The Produce Safety Rule under (the Food Safety Modernization Act) sets science- and risk-based minimum standards for domestic and foreign farms for the safe growing, harvesting, packing and holding of covered produce, which includes papayas,” Yiannas and Sharpless said. The papaya situation is one example of how preventive standards can be enforced, according to FDA officials. In what could become a sort of template for other commodities, FDA leaders set clear expectations for those in the papaya supply chain?
Letter to papaya industry
Referring to it as a call to action for the papaya industry, Yiannas and FDA Associate Commissioner for Regulatory Affairs Melinda K. Plaisier sent the papaya industry a list of safety points to address. To meet food safety requirements and follow best practices to provide the public with safe foods, Yiannas and Plaisier wrote, we are asking the papaya industry to:
- Assess the factors that make crops vulnerable to contamination. If a foodborne pathogen is identified in the crop or growing environment, a root cause analysis should be performed to determine the likely source of contamination. Procedures and practices that minimize that risk must be implemented.
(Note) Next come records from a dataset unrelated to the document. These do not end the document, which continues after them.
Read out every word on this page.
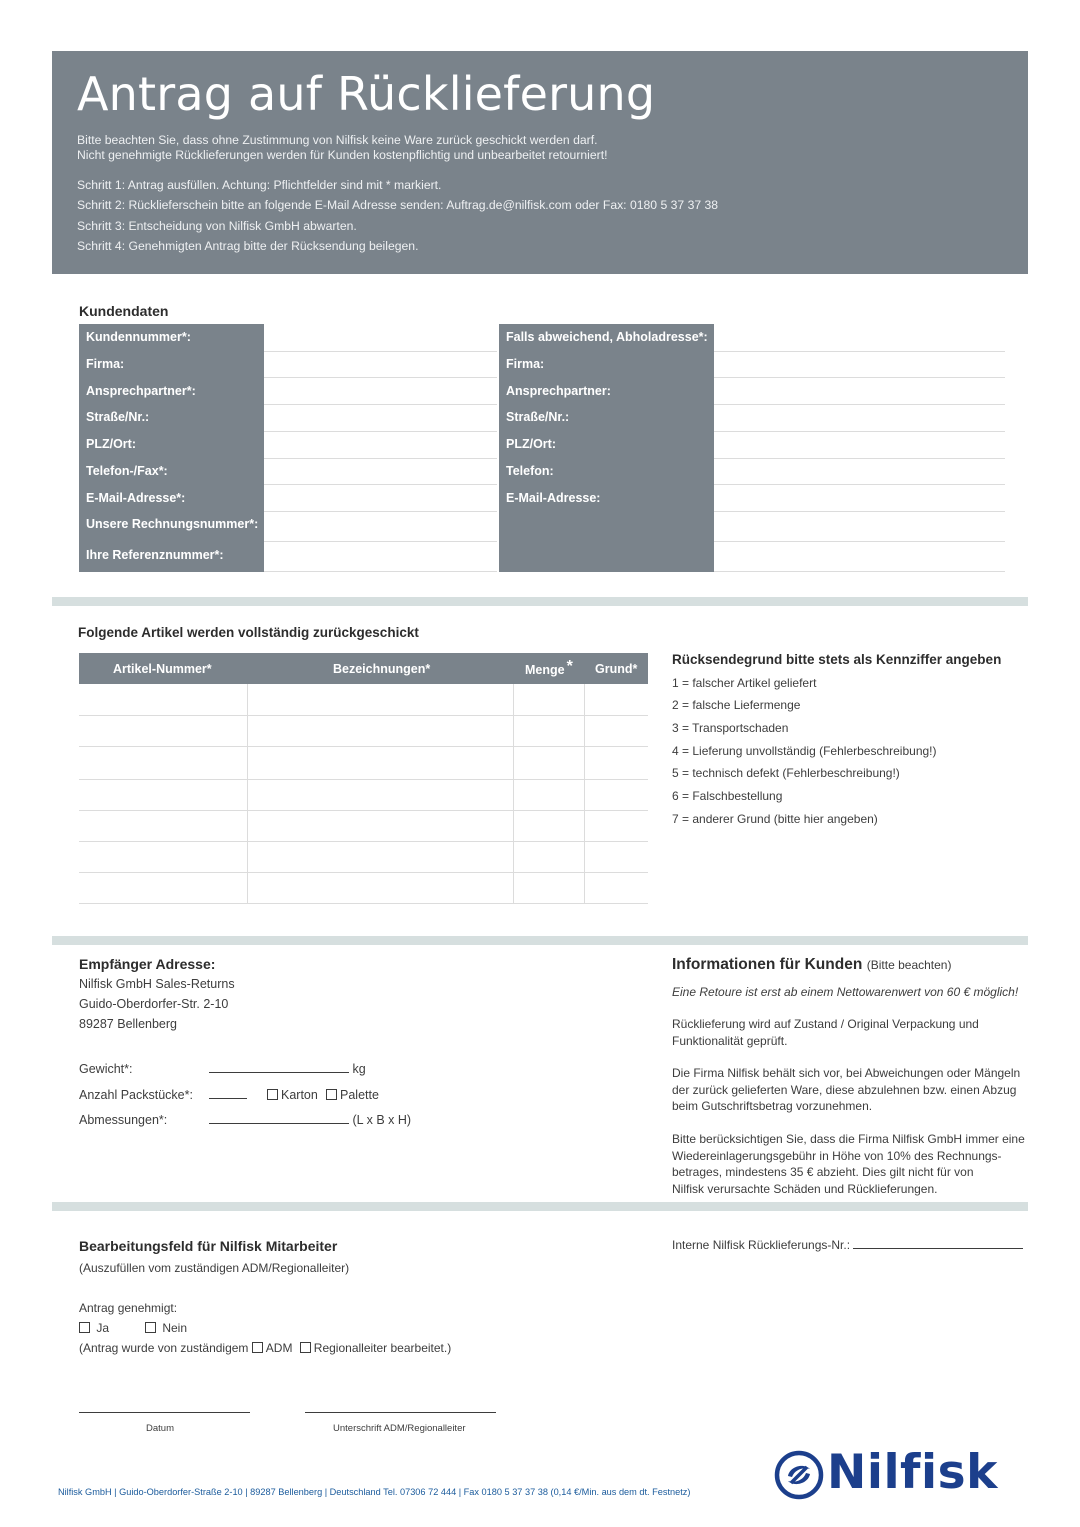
Antrag auf Rücklieferung
Bitte beachten Sie, dass ohne Zustimmung von Nilfisk keine Ware zurück geschickt werden darf.
Nicht genehmigte Rücklieferungen werden für Kunden kostenpflichtig und unbearbeitet retourniert!
Schritt 1: Antrag ausfüllen. Achtung: Pflichtfelder sind mit * markiert.
Schritt 2: Rücklieferschein bitte an folgende E-Mail Adresse senden: Auftrag.de@nilfisk.com oder Fax: 0180 5 37 37 38
Schritt 3: Entscheidung von Nilfisk GmbH abwarten.
Schritt 4: Genehmigten Antrag bitte der Rücksendung beilegen.
Kundendaten
Kundennummer*:
Firma:
Ansprechpartner*:
Straße/Nr.:
PLZ/Ort:
Telefon-/Fax*:
E-Mail-Adresse*:
Unsere Rechnungsnummer*:
Ihre Referenznummer*:
Falls abweichend, Abholadresse*:
Firma:
Ansprechpartner:
Straße/Nr.:
PLZ/Ort:
Telefon:
E-Mail-Adresse:
Folgende Artikel werden vollständig zurückgeschickt
Artikel-Nummer*	Bezeichnungen*	Menge * Grund*
Rücksendegrund bitte stets als Kennziffer angeben
1 = falscher Artikel geliefert
2 = falsche Liefermenge
3 = Transportschaden
4 = Lieferung unvollständig (Fehlerbeschreibung!)
5 = technisch defekt (Fehlerbeschreibung!)
6 = Falschbestellung
7 = anderer Grund (bitte hier angeben)
Empfänger Adresse:
Nilfisk GmbH Sales-Returns
Guido-Oberdorfer-Str. 2-10
89287 Bellenberg
Gewicht*:	kg
Anzahl Packstücke*:	Karton	Palette
Abmessungen*:	(L x B x H)
Informationen für Kunden (Bitte beachten)
Eine Retoure ist erst ab einem Nettowarenwert von 60 € möglich!
Rücklieferung wird auf Zustand / Original Verpackung und
Funktionalität geprüft.
Die Firma Nilfisk behält sich vor, bei Abweichungen oder Mängeln
der zurück gelieferten Ware, diese abzulehnen bzw. einen Abzug
beim Gutschriftsbetrag vorzunehmen.
Bitte berücksichtigen Sie, dass die Firma Nilfisk GmbH immer eine
Wiedereinlagerungsgebühr in Höhe von 10% des Rechnungs-
betrages, mindestens 35 € abzieht. Dies gilt nicht für von
Nilfisk verursachte Schäden und Rücklieferungen.
Bearbeitungsfeld für Nilfisk Mitarbeiter
(Auszufüllen vom zuständigen ADM/Regionalleiter)
Antrag genehmigt:
Ja	Nein
(Antrag wurde von zuständigem ADM Regionalleiter bearbeitet.)
Interne Nilfisk Rücklieferungs-Nr.:
Datum	Unterschrift ADM/Regionalleiter
Nilfisk GmbH | Guido-Oberdorfer-Straße 2-10 | 89287 Bellenberg | Deutschland Tel. 07306 72 444 | Fax 0180 5 37 37 38 (0,14 €/Min. aus dem dt. Festnetz)	Nilfisk
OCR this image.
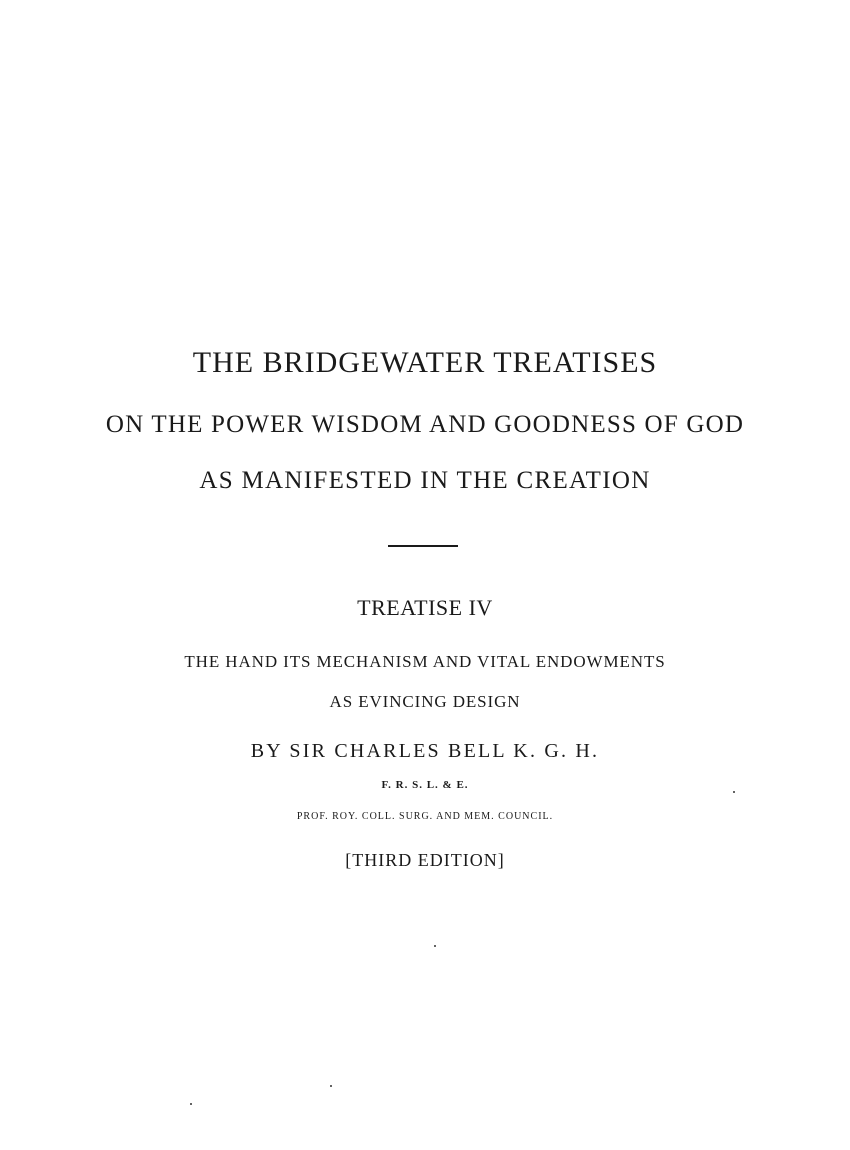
THE BRIDGEWATER TREATISES
ON THE POWER WISDOM AND GOODNESS OF GOD
AS MANIFESTED IN THE CREATION
TREATISE IV
THE HAND ITS MECHANISM AND VITAL ENDOWMENTS
AS EVINCING DESIGN
BY SIR CHARLES BELL K. G. H.
F. R. S. L. & E.
PROF. ROY. COLL. SURG. AND MEM. COUNCIL.
[THIRD EDITION]
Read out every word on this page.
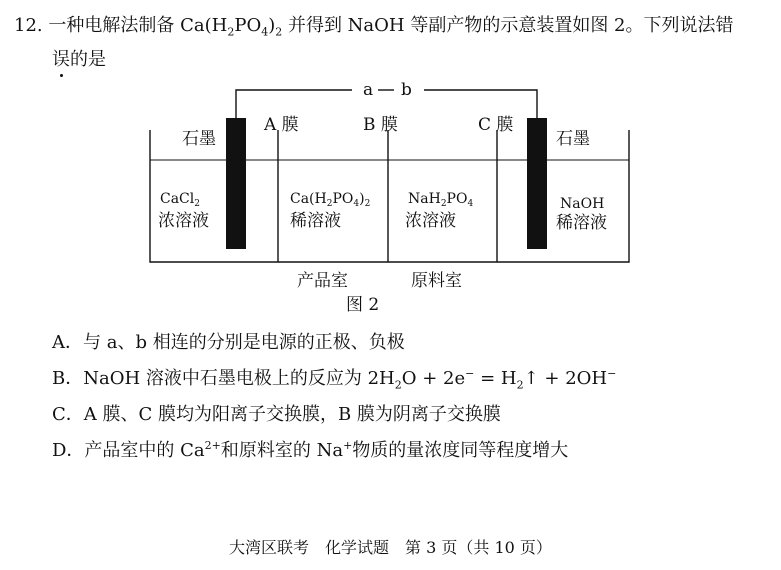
12. 一种电解法制备 $Ca(H_2PO_4)_2$ 并得到 NaOH 等副产物的示意装置如图 2。下列说法错
误的是
a b
石墨
A 膜	B 膜	C 膜
石墨
CaCl$_2$
浓溶液
$Ca(H_2PO_4)_2$
稀溶液
$NaH_2PO_4$
浓溶液
NaOH
稀溶液
产品室	原料室
图 2
A．与 a、b 相连的分别是电源的正极、负极
B．NaOH 溶液中石墨电极上的反应为 $2H_2O + 2e^-$ = $H_2↑ + 2OH^-$
C．A 膜、C 膜均为阳离子交换膜，B 膜为阴离子交换膜
D．产品室中的 $Ca^{2+}$和原料室的 Na+物质的量浓度同等程度增大
大湾区联考　化学试题　第 3 页（共 10 页）
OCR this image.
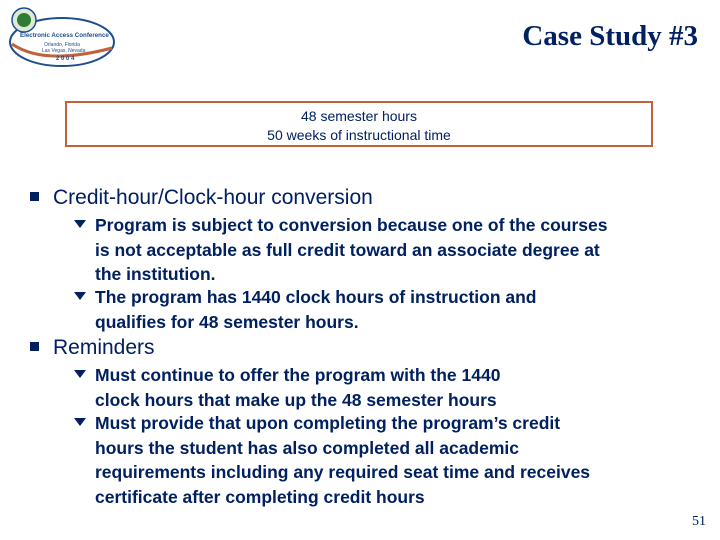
Electronic Access Conference
Orlando, Florida
Las Vegas, Nevada
2 0 0 4
Case Study #3
48 semester hours
50 weeks of instructional time
Credit-hour/Clock-hour conversion
Program is subject to conversion because one of the courses
is not acceptable as full credit toward an associate degree at
the institution.
The program has 1440 clock hours of instruction and
qualifies for 48 semester hours.
Reminders
Must continue to offer the program with the 1440
clock hours that make up the 48 semester hours
Must provide that upon completing the program’s credit
hours the student has also completed all academic
requirements including any required seat time and receives
certificate after completing credit hours
51
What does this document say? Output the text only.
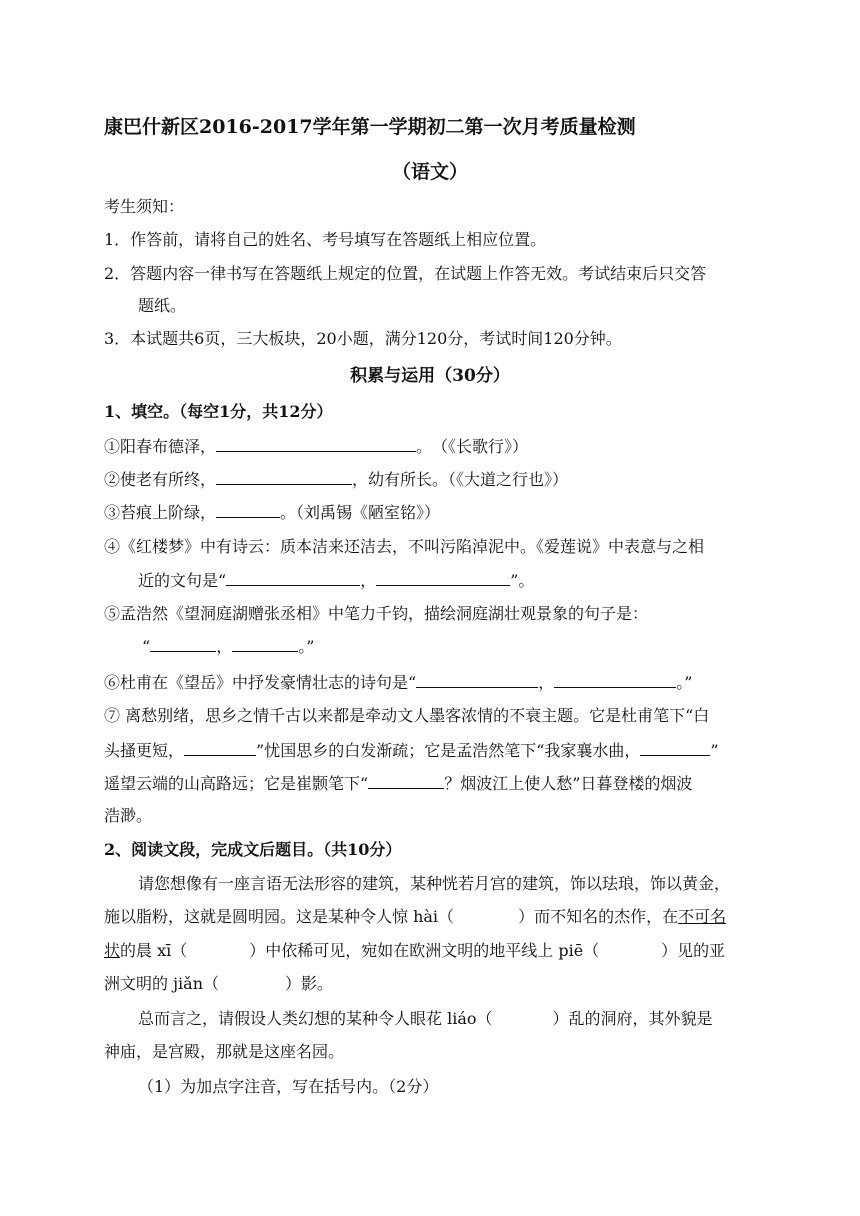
康巴什新区2016-2017学年第一学期初二第一次月考质量检测
（语文）
考生须知：
1．作答前，请将自己的姓名、考号填写在答题纸上相应位置。
2．答题内容一律书写在答题纸上规定的位置，在试题上作答无效。考试结束后只交答
题纸。
3．本试题共6页，三大板块，20小题，满分120分，考试时间120分钟。
积累与运用（30分）
1、填空。（每空1分，共12分）
①阳春布德泽，	。　（《长歌行》）
②使老有所终，	，幼有所长。（《大道之行也》）
③苔痕上阶绿，	。（刘禹锡《陋室铭》）
④《红楼梦》中有诗云：质本洁来还洁去，不叫污陷淖泥中。《爱莲说》中表意与之相
近的文句是“	，	”。
⑤孟浩然《望洞庭湖赠张丞相》中笔力千钧，描绘洞庭湖壮观景象的句子是：
“	，	。”
⑥杜甫在《望岳》中抒发豪情壮志的诗句是“	，	。”
⑦ 离愁别绪，思乡之情千古以来都是牵动文人墨客浓情的不衰主题。它是杜甫笔下“白
头搔更短，	”忧国思乡的白发渐疏；它是孟浩然笔下“我家襄水曲，	”
遥望云端的山高路远；它是崔颢笔下“	？烟波江上使人愁”日暮登楼的烟波
浩渺。
2、阅读文段，完成文后题目。（共10分）
请您想像有一座言语无法形容的建筑，某种恍若月宫的建筑，饰以珐琅，饰以黄金，
施以脂粉，这就是圆明园。这是某种令人惊 hài（	）而不知名的杰作，在不可名
状的晨 xī（	）中依稀可见，宛如在欧洲文明的地平线上 piē（	）见的亚
洲文明的 jiǎn（	）影。
总而言之，请假设人类幻想的某种令人眼花 liáo（	）乱的洞府，其外貌是
神庙，是宫殿，那就是这座名园。
（1）为加点字注音，写在括号内。（2分）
- Examine the use and monitoring of water used to grow, spray (pesticides, fungicides), move, rinse or wax crops to identify and minimize risks from potential hazards.
- Adopt tools and practices needed to enhance traceability. Papayas are a perishable commodity, and traceability information should facilitate the rapid tracking of involved product to expedite its removal from commerce, prevent additional consumer exposures, and properly focus any recall actions.
- Fund and actively engage in food safety research to identify the potential sources and routes of microbial pathogens and develop data-driven and risk-based preventive controls.
The recurring nature of these outbreaks is a clear indication that more must be done within all sectors of the papaya industry to protect its customers and to meet its legal obligations.